Sutcliffe's Commentary on the Old and New TestamentsSutcliffe's Commentary

Verses 1-19

Leviticus 5:1. He shall bear his iniquity. Proverbs 29:24, seems to refer to this passage. “He that hears cursing, and betrays it not, hates his own soul.” The sons of Belial said, that they heard Naboth blaspheme God and the king. Both Satan and his servants will cite the scriptures to impose and deceive.

Leviticus 5:2. If a soul touch any unclean thing. The carcase of a reptile, of an unclean beast, or a dead body. The daily impurities of the Hebrews were cleansed by washing, and by the evening sacrifice. But the law here respected a man’s approach to the sanctuary, or the eating of holy things.

Leviticus 5:4. If a soul swear, that is lightly and foolishly, or pronounce a rash word. Rash vows of hurting ourselves, or our neighbours, are here declared to be very sinful. Men had better repent of the rashness, than have bitter cause to repent of the vow and the sin.

Leviticus 5:5. Confess that he hath sinned. So in Numbers 5:7. The papists turn this to their own purpose. Agat pœnitentiam pro peccato. He shall do penance for his sin; whereas Leviticus 5:6 prescribes no penance, except a lamb from the flock. Repentance must be “towards God.”

Leviticus 5:15. If a soul commit a trespass in holy things. The LXX read πλημμελεια , which refers to some fraud, by withholding the tenths for the support of the sanctuary and its ministers, whether of corn or of the firstlings of his flock, he was here not only enjoined to restore it, but to add a fifth part as a fine for his fault. The whole tribe of Levi gave up their land; they had no lot but forty eight cities. Hence in fact, the people only cultivated the lands of the levites, while the levites, in return, devoted their lives to the instruction of the people: to rob the levites therefore was to rob the Lord. Malachi 3:8.

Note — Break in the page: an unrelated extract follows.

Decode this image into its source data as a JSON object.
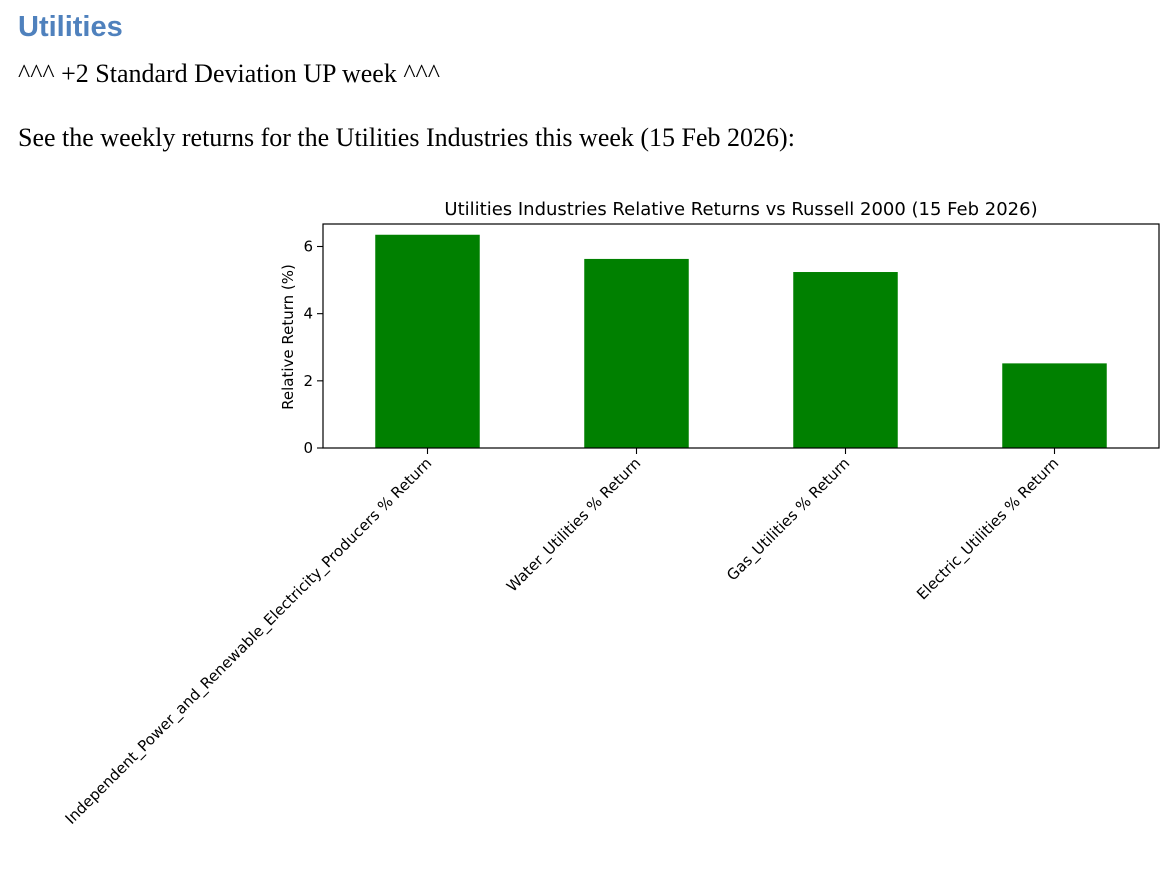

The first object which presents itself in this chapter, is a caveat against perjury. If any Israelite heard it, and did not bear his testimony against it, he participated of the crime; and in fact, it is so with almost every other sin. For we have all one Father, even God; and if we see or hear iniquity committed against him, and do not testify against it, how can he regard us as his friends? This is a striking argument against being partakers of other mens’ sins.

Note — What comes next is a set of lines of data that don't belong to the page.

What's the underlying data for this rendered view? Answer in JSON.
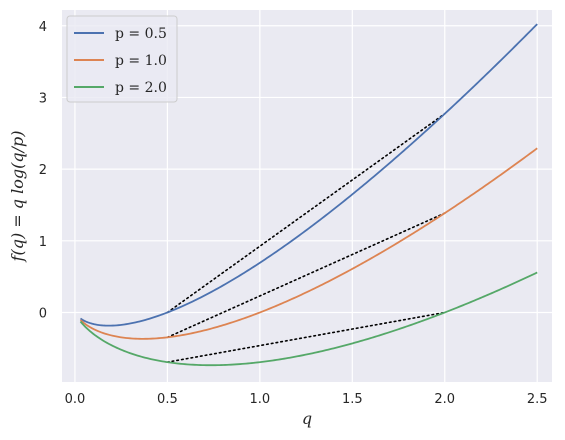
{
  "chart_data": {
    "type": "line",
    "title": "",
    "xlabel": "q",
    "ylabel": "f(q) = q log(q/p)",
    "xlim": [
      -0.07,
      2.58
    ],
    "ylim": [
      -0.97,
      4.22
    ],
    "xticks": [
      0.0,
      0.5,
      1.0,
      1.5,
      2.0,
      2.5
    ],
    "xtick_labels": [
      "0.0",
      "0.5",
      "1.0",
      "1.5",
      "2.0",
      "2.5"
    ],
    "yticks": [
      0,
      1,
      2,
      3,
      4
    ],
    "ytick_labels": [
      "0",
      "1",
      "2",
      "3",
      "4"
    ],
    "grid": true,
    "legend_position": "top-left",
    "function": "f(q) = q*log(q/p)",
    "q_range": [
      0.03,
      2.5
    ],
    "series": [
      {
        "name": "p = 0.5",
        "p": 0.5,
        "color": "#4c72b0",
        "x": [
          0.03,
          0.1,
          0.18,
          0.3,
          0.5,
          0.75,
          1.0,
          1.25,
          1.5,
          1.75,
          2.0,
          2.25,
          2.5
        ],
        "y": [
          -0.084,
          -0.161,
          -0.184,
          -0.153,
          0.0,
          0.304,
          0.693,
          1.145,
          1.648,
          2.192,
          2.773,
          3.384,
          4.024
        ]
      },
      {
        "name": "p = 1.0",
        "p": 1.0,
        "color": "#dd8452",
        "x": [
          0.03,
          0.1,
          0.2,
          0.37,
          0.5,
          0.75,
          1.0,
          1.25,
          1.5,
          1.75,
          2.0,
          2.25,
          2.5
        ],
        "y": [
          -0.105,
          -0.23,
          -0.322,
          -0.368,
          -0.347,
          -0.216,
          0.0,
          0.279,
          0.608,
          0.979,
          1.386,
          1.825,
          2.291
        ]
      },
      {
        "name": "p = 2.0",
        "p": 2.0,
        "color": "#55a868",
        "x": [
          0.03,
          0.1,
          0.25,
          0.5,
          0.74,
          1.0,
          1.25,
          1.5,
          1.75,
          2.0,
          2.25,
          2.5
        ],
        "y": [
          -0.126,
          -0.3,
          -0.52,
          -0.693,
          -0.736,
          -0.693,
          -0.588,
          -0.432,
          -0.234,
          0.0,
          0.265,
          0.558
        ]
      }
    ],
    "annotations": [
      {
        "type": "dotted-line",
        "color": "#000000",
        "x": [
          0.5,
          2.0
        ],
        "y": [
          0.0,
          2.773
        ]
      },
      {
        "type": "dotted-line",
        "color": "#000000",
        "x": [
          0.5,
          2.0
        ],
        "y": [
          -0.347,
          1.386
        ]
      },
      {
        "type": "dotted-line",
        "color": "#000000",
        "x": [
          0.5,
          2.0
        ],
        "y": [
          -0.693,
          0.0
        ]
      }
    ]
  }
}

If a man had defiled himself with touching a dead body, and had neglected to cleanse himself and had eaten of holy things, or approached the sanctuary of God, so defiled, he is declared to have sinned; and atonement must be made for him. Let us beware of approaching the Lord with any defilement, either of body or mind, unrenounced and unabhorred. And as to the sins of which we may not be properly aware, let us pray the Lord to search and cleanse us from every secret fault.

Rash words, oaths and vows, being sinful in their nature, and the effect rather of passion than of judgment, all need atonement in the sight of God. Man, who is lord neither of life nor limb, but a mere creature dependant every moment on his Maker’s pleasure, should make no vows but in submission to his will: but if he have uttered an indiscreet word, or made a rash vow, he had better desist from keeping it, and repent before the Lord: for it is a gross mistake to suppose, that a holy God will accept the payment of any vow, where the motive is not pure and holy. A bad vow has been regarded as a sword with two edges, which cuts both ways: either payment or repentance will wound the mind.

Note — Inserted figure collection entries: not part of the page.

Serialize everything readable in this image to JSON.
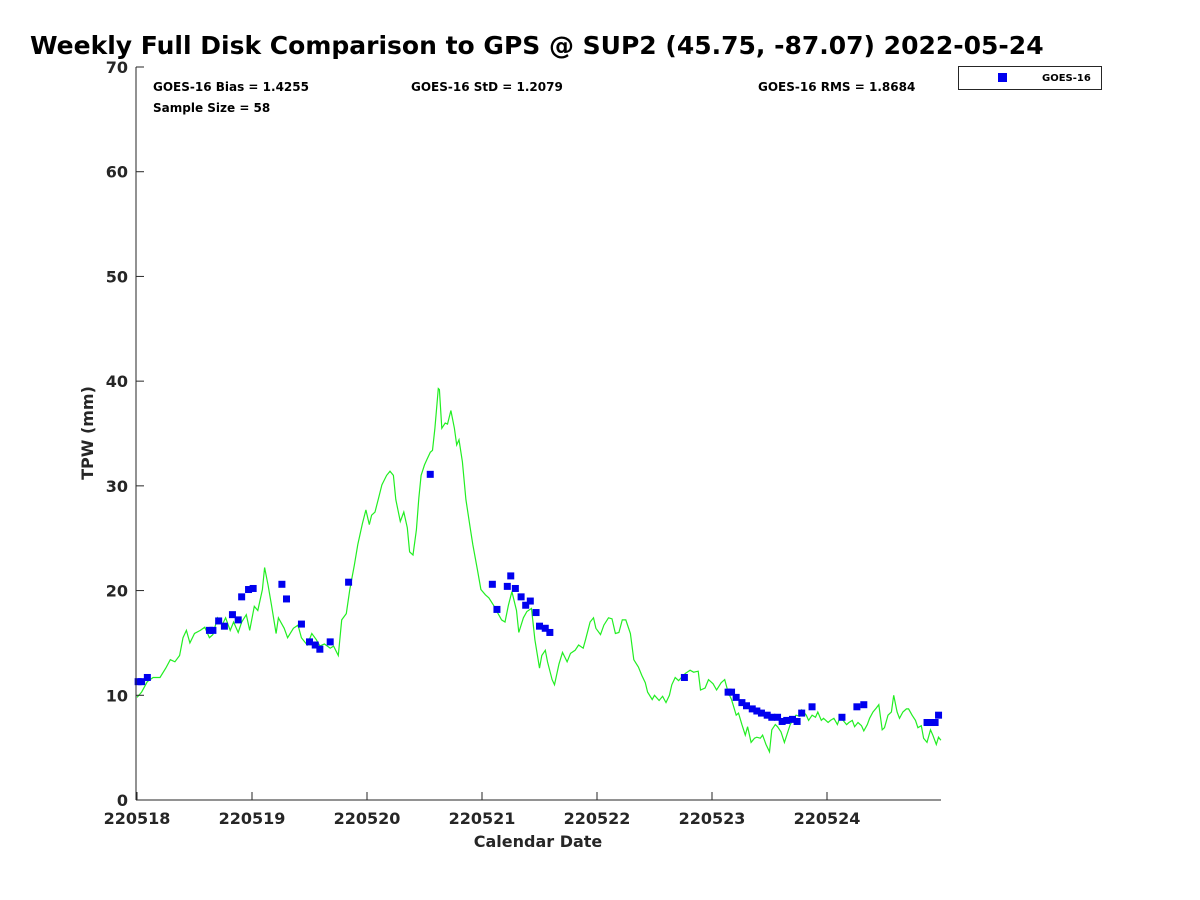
{
  "chart_data": {
    "type": "scatter",
    "title": "Weekly Full Disk Comparison to GPS @ SUP2 (45.75, -87.07) 2022-05-24",
    "xlabel": "Calendar Date",
    "ylabel": "TPW (mm)",
    "xlim": [
      0,
      7
    ],
    "ylim": [
      0,
      70
    ],
    "x_ticks": [
      0,
      1,
      2,
      3,
      4,
      5,
      6
    ],
    "x_tick_labels": [
      "220518",
      "220519",
      "220520",
      "220521",
      "220522",
      "220523",
      "220524"
    ],
    "y_ticks": [
      0,
      10,
      20,
      30,
      40,
      50,
      60,
      70
    ],
    "y_tick_labels": [
      "0",
      "10",
      "20",
      "30",
      "40",
      "50",
      "60",
      "70"
    ],
    "grid": false,
    "legend": {
      "position": "outside-top-right",
      "entries": [
        "GOES-16"
      ]
    },
    "stats": {
      "bias": "GOES-16 Bias = 1.4255",
      "std": "GOES-16 StD = 1.2079",
      "rms": "GOES-16 RMS = 1.8684",
      "sample": "Sample Size = 58"
    },
    "colors": {
      "goes": "#0000ee",
      "gps": "#22ee22"
    },
    "series": [
      {
        "name": "GOES-16",
        "kind": "scatter",
        "points": [
          [
            0.01,
            11.3
          ],
          [
            0.04,
            11.3
          ],
          [
            0.09,
            11.7
          ],
          [
            0.63,
            16.2
          ],
          [
            0.66,
            16.2
          ],
          [
            0.71,
            17.1
          ],
          [
            0.76,
            16.6
          ],
          [
            0.83,
            17.7
          ],
          [
            0.88,
            17.2
          ],
          [
            0.91,
            19.4
          ],
          [
            0.97,
            20.1
          ],
          [
            1.01,
            20.2
          ],
          [
            1.26,
            20.6
          ],
          [
            1.3,
            19.2
          ],
          [
            1.43,
            16.8
          ],
          [
            1.5,
            15.1
          ],
          [
            1.55,
            14.8
          ],
          [
            1.59,
            14.4
          ],
          [
            1.68,
            15.1
          ],
          [
            1.84,
            20.8
          ],
          [
            2.55,
            31.1
          ],
          [
            3.09,
            20.6
          ],
          [
            3.13,
            18.2
          ],
          [
            3.22,
            20.4
          ],
          [
            3.25,
            21.4
          ],
          [
            3.29,
            20.2
          ],
          [
            3.34,
            19.4
          ],
          [
            3.38,
            18.6
          ],
          [
            3.42,
            19.0
          ],
          [
            3.47,
            17.9
          ],
          [
            3.5,
            16.6
          ],
          [
            3.55,
            16.4
          ],
          [
            3.59,
            16.0
          ],
          [
            4.76,
            11.7
          ],
          [
            5.14,
            10.3
          ],
          [
            5.17,
            10.3
          ],
          [
            5.21,
            9.8
          ],
          [
            5.26,
            9.3
          ],
          [
            5.3,
            9.0
          ],
          [
            5.35,
            8.7
          ],
          [
            5.39,
            8.5
          ],
          [
            5.43,
            8.3
          ],
          [
            5.48,
            8.1
          ],
          [
            5.52,
            7.9
          ],
          [
            5.57,
            7.9
          ],
          [
            5.61,
            7.5
          ],
          [
            5.65,
            7.6
          ],
          [
            5.7,
            7.7
          ],
          [
            5.74,
            7.5
          ],
          [
            5.78,
            8.3
          ],
          [
            5.87,
            8.9
          ],
          [
            6.13,
            7.9
          ],
          [
            6.26,
            8.9
          ],
          [
            6.32,
            9.1
          ],
          [
            6.87,
            7.4
          ],
          [
            6.9,
            7.4
          ],
          [
            6.94,
            7.4
          ],
          [
            6.97,
            8.1
          ]
        ]
      },
      {
        "name": "GPS",
        "kind": "line",
        "points": [
          [
            0.0,
            9.8
          ],
          [
            0.04,
            10.3
          ],
          [
            0.09,
            11.3
          ],
          [
            0.14,
            11.7
          ],
          [
            0.2,
            11.7
          ],
          [
            0.25,
            12.6
          ],
          [
            0.29,
            13.4
          ],
          [
            0.33,
            13.2
          ],
          [
            0.37,
            13.8
          ],
          [
            0.4,
            15.5
          ],
          [
            0.43,
            16.2
          ],
          [
            0.46,
            15.0
          ],
          [
            0.5,
            15.9
          ],
          [
            0.55,
            16.2
          ],
          [
            0.59,
            16.5
          ],
          [
            0.63,
            15.5
          ],
          [
            0.66,
            15.8
          ],
          [
            0.7,
            17.4
          ],
          [
            0.74,
            16.7
          ],
          [
            0.77,
            17.4
          ],
          [
            0.81,
            16.2
          ],
          [
            0.84,
            17.0
          ],
          [
            0.88,
            16.0
          ],
          [
            0.91,
            17.0
          ],
          [
            0.95,
            17.7
          ],
          [
            0.98,
            16.2
          ],
          [
            1.02,
            18.5
          ],
          [
            1.05,
            18.1
          ],
          [
            1.09,
            20.1
          ],
          [
            1.11,
            22.2
          ],
          [
            1.14,
            20.5
          ],
          [
            1.17,
            18.6
          ],
          [
            1.21,
            15.9
          ],
          [
            1.23,
            17.4
          ],
          [
            1.28,
            16.4
          ],
          [
            1.31,
            15.5
          ],
          [
            1.36,
            16.4
          ],
          [
            1.4,
            16.7
          ],
          [
            1.43,
            15.5
          ],
          [
            1.48,
            14.8
          ],
          [
            1.52,
            15.9
          ],
          [
            1.56,
            15.3
          ],
          [
            1.59,
            14.7
          ],
          [
            1.63,
            14.9
          ],
          [
            1.68,
            14.5
          ],
          [
            1.71,
            14.7
          ],
          [
            1.75,
            13.8
          ],
          [
            1.78,
            17.2
          ],
          [
            1.82,
            17.8
          ],
          [
            1.85,
            20.1
          ],
          [
            1.89,
            22.4
          ],
          [
            1.92,
            24.4
          ],
          [
            1.96,
            26.4
          ],
          [
            1.99,
            27.7
          ],
          [
            2.02,
            26.3
          ],
          [
            2.04,
            27.2
          ],
          [
            2.07,
            27.5
          ],
          [
            2.1,
            28.8
          ],
          [
            2.13,
            30.1
          ],
          [
            2.17,
            31.0
          ],
          [
            2.2,
            31.4
          ],
          [
            2.23,
            31.0
          ],
          [
            2.25,
            28.7
          ],
          [
            2.29,
            26.6
          ],
          [
            2.32,
            27.5
          ],
          [
            2.35,
            26.0
          ],
          [
            2.37,
            23.7
          ],
          [
            2.4,
            23.4
          ],
          [
            2.43,
            25.8
          ],
          [
            2.45,
            28.8
          ],
          [
            2.47,
            31.0
          ],
          [
            2.5,
            32.0
          ],
          [
            2.52,
            32.5
          ],
          [
            2.55,
            33.2
          ],
          [
            2.57,
            33.4
          ],
          [
            2.59,
            35.5
          ],
          [
            2.62,
            39.3
          ],
          [
            2.63,
            39.2
          ],
          [
            2.65,
            35.5
          ],
          [
            2.68,
            36.0
          ],
          [
            2.7,
            35.9
          ],
          [
            2.73,
            37.2
          ],
          [
            2.76,
            35.5
          ],
          [
            2.78,
            33.9
          ],
          [
            2.8,
            34.4
          ],
          [
            2.83,
            32.3
          ],
          [
            2.86,
            28.7
          ],
          [
            2.9,
            25.8
          ],
          [
            2.92,
            24.4
          ],
          [
            2.96,
            22.0
          ],
          [
            2.99,
            20.1
          ],
          [
            3.03,
            19.6
          ],
          [
            3.06,
            19.3
          ],
          [
            3.1,
            18.6
          ],
          [
            3.13,
            18.0
          ],
          [
            3.17,
            17.2
          ],
          [
            3.2,
            17.0
          ],
          [
            3.23,
            18.6
          ],
          [
            3.26,
            19.9
          ],
          [
            3.3,
            18.1
          ],
          [
            3.32,
            16.0
          ],
          [
            3.36,
            17.4
          ],
          [
            3.39,
            18.0
          ],
          [
            3.43,
            18.3
          ],
          [
            3.46,
            15.3
          ],
          [
            3.5,
            12.6
          ],
          [
            3.52,
            13.8
          ],
          [
            3.55,
            14.3
          ],
          [
            3.57,
            13.2
          ],
          [
            3.61,
            11.5
          ],
          [
            3.63,
            11.0
          ],
          [
            3.67,
            13.0
          ],
          [
            3.7,
            14.1
          ],
          [
            3.74,
            13.2
          ],
          [
            3.77,
            14.0
          ],
          [
            3.81,
            14.3
          ],
          [
            3.84,
            14.8
          ],
          [
            3.88,
            14.5
          ],
          [
            3.9,
            15.3
          ],
          [
            3.94,
            17.0
          ],
          [
            3.97,
            17.4
          ],
          [
            3.99,
            16.4
          ],
          [
            4.03,
            15.8
          ],
          [
            4.06,
            16.7
          ],
          [
            4.1,
            17.4
          ],
          [
            4.13,
            17.3
          ],
          [
            4.16,
            15.9
          ],
          [
            4.19,
            16.0
          ],
          [
            4.22,
            17.2
          ],
          [
            4.25,
            17.2
          ],
          [
            4.29,
            15.9
          ],
          [
            4.32,
            13.4
          ],
          [
            4.36,
            12.7
          ],
          [
            4.39,
            11.9
          ],
          [
            4.42,
            11.2
          ],
          [
            4.44,
            10.3
          ],
          [
            4.48,
            9.6
          ],
          [
            4.5,
            10.0
          ],
          [
            4.54,
            9.5
          ],
          [
            4.57,
            9.9
          ],
          [
            4.6,
            9.3
          ],
          [
            4.63,
            10.0
          ],
          [
            4.65,
            11.0
          ],
          [
            4.68,
            11.7
          ],
          [
            4.71,
            11.4
          ],
          [
            4.75,
            11.9
          ],
          [
            4.77,
            12.1
          ],
          [
            4.81,
            12.4
          ],
          [
            4.84,
            12.2
          ],
          [
            4.88,
            12.3
          ],
          [
            4.9,
            10.5
          ],
          [
            4.94,
            10.7
          ],
          [
            4.97,
            11.5
          ],
          [
            5.01,
            11.1
          ],
          [
            5.04,
            10.5
          ],
          [
            5.08,
            11.2
          ],
          [
            5.11,
            11.5
          ],
          [
            5.14,
            10.3
          ],
          [
            5.17,
            9.6
          ],
          [
            5.21,
            8.1
          ],
          [
            5.23,
            8.3
          ],
          [
            5.26,
            7.2
          ],
          [
            5.29,
            6.2
          ],
          [
            5.31,
            7.0
          ],
          [
            5.34,
            5.5
          ],
          [
            5.37,
            5.9
          ],
          [
            5.39,
            6.0
          ],
          [
            5.42,
            5.9
          ],
          [
            5.44,
            6.2
          ],
          [
            5.47,
            5.3
          ],
          [
            5.5,
            4.6
          ],
          [
            5.52,
            6.7
          ],
          [
            5.55,
            7.2
          ],
          [
            5.57,
            7.0
          ],
          [
            5.6,
            6.5
          ],
          [
            5.63,
            5.5
          ],
          [
            5.65,
            6.2
          ],
          [
            5.68,
            7.2
          ],
          [
            5.7,
            7.6
          ],
          [
            5.73,
            8.1
          ],
          [
            5.76,
            8.0
          ],
          [
            5.78,
            8.6
          ],
          [
            5.82,
            8.1
          ],
          [
            5.84,
            7.6
          ],
          [
            5.87,
            8.1
          ],
          [
            5.9,
            7.9
          ],
          [
            5.92,
            8.4
          ],
          [
            5.95,
            7.6
          ],
          [
            5.97,
            7.8
          ],
          [
            6.01,
            7.4
          ],
          [
            6.03,
            7.6
          ],
          [
            6.06,
            7.8
          ],
          [
            6.09,
            7.2
          ],
          [
            6.11,
            7.8
          ],
          [
            6.14,
            7.6
          ],
          [
            6.17,
            7.2
          ],
          [
            6.19,
            7.4
          ],
          [
            6.22,
            7.6
          ],
          [
            6.24,
            7.0
          ],
          [
            6.27,
            7.4
          ],
          [
            6.3,
            7.1
          ],
          [
            6.32,
            6.6
          ],
          [
            6.35,
            7.2
          ],
          [
            6.37,
            7.8
          ],
          [
            6.4,
            8.4
          ],
          [
            6.43,
            8.8
          ],
          [
            6.45,
            9.1
          ],
          [
            6.48,
            6.7
          ],
          [
            6.5,
            6.9
          ],
          [
            6.53,
            8.1
          ],
          [
            6.56,
            8.4
          ],
          [
            6.58,
            10.0
          ],
          [
            6.61,
            8.4
          ],
          [
            6.63,
            7.8
          ],
          [
            6.66,
            8.4
          ],
          [
            6.69,
            8.7
          ],
          [
            6.71,
            8.7
          ],
          [
            6.74,
            8.1
          ],
          [
            6.77,
            7.6
          ],
          [
            6.79,
            6.9
          ],
          [
            6.82,
            7.1
          ],
          [
            6.84,
            5.9
          ],
          [
            6.87,
            5.5
          ],
          [
            6.9,
            6.7
          ],
          [
            6.92,
            6.2
          ],
          [
            6.95,
            5.3
          ],
          [
            6.97,
            6.0
          ],
          [
            6.99,
            5.7
          ]
        ]
      }
    ]
  }
}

Observe the gracious condescension of the Lord; if the offender was poor, and could not bring the prescribed victim, two doves or a little flour would be accepted. The Father of mercies will never spurn the poor and the needy from his presence, nor from the atonement of Christ Jesus. What a pity that the wicked should remain in sin and alienated from God, seeing the way is applained, and access made easy. Surely if men knew the riches of his mercy, they would revere his justice and adore his grace.